Operação Fim da Rota

Polícia do RJ prende suspeitos de tráfico de fuzis e drogas no ES

Operação cumpre mandados em várias cidades capixabas e já resultou na prisão de cinco pessoas

policia civil rio de janeiro
Foto: Divulgação PCES

Cinco pessoas foram presas no Espírito Santo durante uma operação da Polícia Civil do Rio de Janeiro deflagrada nesta quinta-feira (26). A ação, que ainda está em andamento, cumpre mais de 20 mandados de prisão e de busca e apreensão em municípios capixabas como Serra, Cariacica, Guarapari, Vila Velha, Vitória e Montanha. Além das prisões, houve apreensão de drogas.

A ofensiva, batizada de Operação Fim da Rota, tem como foco desarticular um esquema interestadual de tráfico de drogas e fuzis ligado à facção Terceiro Comando Puro (TCP). A investigação aponta que parte dos suspeitos atuava de forma discreta, sem antecedentes criminais, o que dificultava a identificação pelas forças de segurança.
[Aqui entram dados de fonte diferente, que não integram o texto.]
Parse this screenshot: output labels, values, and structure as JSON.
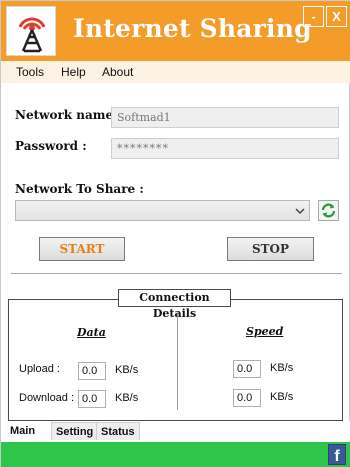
{
  "window": {
    "title": "Internet Sharing",
    "minimize_label": "-",
    "close_label": "X",
    "icon": "wifi-tower-icon",
    "accent_color": "#f39c2a"
  },
  "menu": {
    "items": [
      {
        "label": "Tools"
      },
      {
        "label": "Help"
      },
      {
        "label": "About"
      }
    ]
  },
  "form": {
    "network_name_label": "Network name :",
    "network_name_value": "Softmad1",
    "password_label": "Password :",
    "password_value": "********",
    "share_label": "Network To Share :",
    "share_selected": "",
    "refresh_icon": "refresh-icon"
  },
  "buttons": {
    "start_label": "START",
    "stop_label": "STOP"
  },
  "details": {
    "title": "Connection Details",
    "data_header": "Data",
    "speed_header": "Speed",
    "upload_label": "Upload  :",
    "download_label": "Download :",
    "upload_data": "0.0",
    "download_data": "0.0",
    "upload_speed": "0.0",
    "download_speed": "0.0",
    "unit": "KB/s"
  },
  "tabs": [
    {
      "label": "Main"
    },
    {
      "label": "Setting"
    },
    {
      "label": "Status"
    }
  ],
  "footer": {
    "facebook_label": "f",
    "footer_color": "#2ec54a"
  }
}
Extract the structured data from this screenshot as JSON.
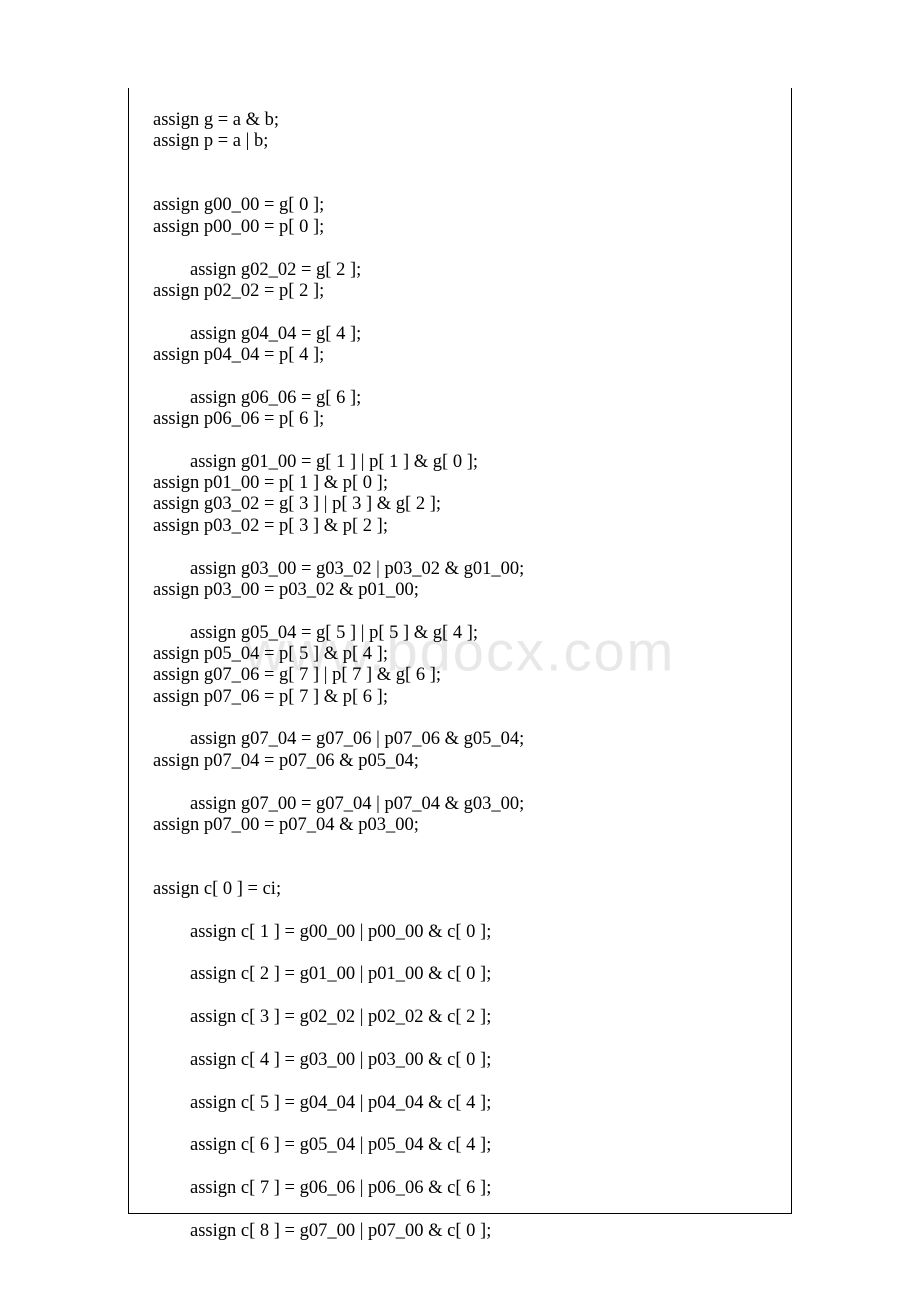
{
  "watermark": "www.bdocx.com",
  "lines": [
    "assign g = a & b;",
    "assign p = a | b;",
    "",
    "",
    "assign g00_00 = g[ 0 ];",
    "assign p00_00 = p[ 0 ];",
    "",
    "        assign g02_02 = g[ 2 ];",
    "assign p02_02 = p[ 2 ];",
    "",
    "        assign g04_04 = g[ 4 ];",
    "assign p04_04 = p[ 4 ];",
    "",
    "        assign g06_06 = g[ 6 ];",
    "assign p06_06 = p[ 6 ];",
    "",
    "        assign g01_00 = g[ 1 ] | p[ 1 ] & g[ 0 ];",
    "assign p01_00 = p[ 1 ] & p[ 0 ];",
    "assign g03_02 = g[ 3 ] | p[ 3 ] & g[ 2 ];",
    "assign p03_02 = p[ 3 ] & p[ 2 ];",
    "",
    "        assign g03_00 = g03_02 | p03_02 & g01_00;",
    "assign p03_00 = p03_02 & p01_00;",
    "",
    "        assign g05_04 = g[ 5 ] | p[ 5 ] & g[ 4 ];",
    "assign p05_04 = p[ 5 ] & p[ 4 ];",
    "assign g07_06 = g[ 7 ] | p[ 7 ] & g[ 6 ];",
    "assign p07_06 = p[ 7 ] & p[ 6 ];",
    "",
    "        assign g07_04 = g07_06 | p07_06 & g05_04;",
    "assign p07_04 = p07_06 & p05_04;",
    "",
    "        assign g07_00 = g07_04 | p07_04 & g03_00;",
    "assign p07_00 = p07_04 & p03_00;",
    "",
    "",
    "assign c[ 0 ] = ci;",
    "",
    "        assign c[ 1 ] = g00_00 | p00_00 & c[ 0 ];",
    "",
    "        assign c[ 2 ] = g01_00 | p01_00 & c[ 0 ];",
    "",
    "        assign c[ 3 ] = g02_02 | p02_02 & c[ 2 ];",
    "",
    "        assign c[ 4 ] = g03_00 | p03_00 & c[ 0 ];",
    "",
    "        assign c[ 5 ] = g04_04 | p04_04 & c[ 4 ];",
    "",
    "        assign c[ 6 ] = g05_04 | p05_04 & c[ 4 ];",
    "",
    "        assign c[ 7 ] = g06_06 | p06_06 & c[ 6 ];",
    "",
    "        assign c[ 8 ] = g07_00 | p07_00 & c[ 0 ];"
  ]
}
Alvos “invisíveis” e atuação interestadual

Segundo a Polícia Civil, a operação foi planejada para “trazer à luz” operadores considerados invisíveis do crime organizado. Diferentemente de ações tradicionais, que miram criminosos já conhecidos, os investigados levavam uma vida aparentemente regular, fora de áreas dominadas pelo tráfico, e não tinham registros policiais.

As apurações indicam uma estrutura hierarquizada, com divisão clara de tarefas e atuação coordenada entre Rio de Janeiro, Espírito Santo e Minas Gerais. Técnicas avançadas de inteligência e análise financeira foram usadas para mapear movimentações suspeitas, inclusive com uso de criptoativos, empresas de fachada e contas de “laranjas”.

Transporte de fuzis e lavagem de dinheiro

As investigações apontam que o líder do grupo coordenava as ações a partir do Complexo da Maré, no Rio, conectando fornecedores a distribuidores em outros estados. Para o transporte, o esquema utilizava fachada comercial, veículos com compartimentos ocultos e comunicação criptografada, inclusive para levar fuzis do tipo AR-10 e grandes carregamentos de entorpecentes.

No braço financeiro, o grupo usava transferências via Pix, depósitos fracionados, empresas de fachada e até práticas de agiotagem para tentar ocultar a origem ilícita do dinheiro.

Operação integrada

A ação conta com apoio da Coordenadoria de Recursos Especiais (Core), do Departamento-Geral de Polícia Especializada (DGPE), do Departamento-Geral de Polícia do Interior (DGPI) e das polícias civis de Minas Gerais e do Espírito Santo. O objetivo é atingir simultaneamente tanto a ponta armada quanto o núcleo financeiro do TCP, enfraquecendo a logística do tráfico interestadual.

As investigações continuam, e a Polícia Civil não descarta novas prisões nas próximas horas.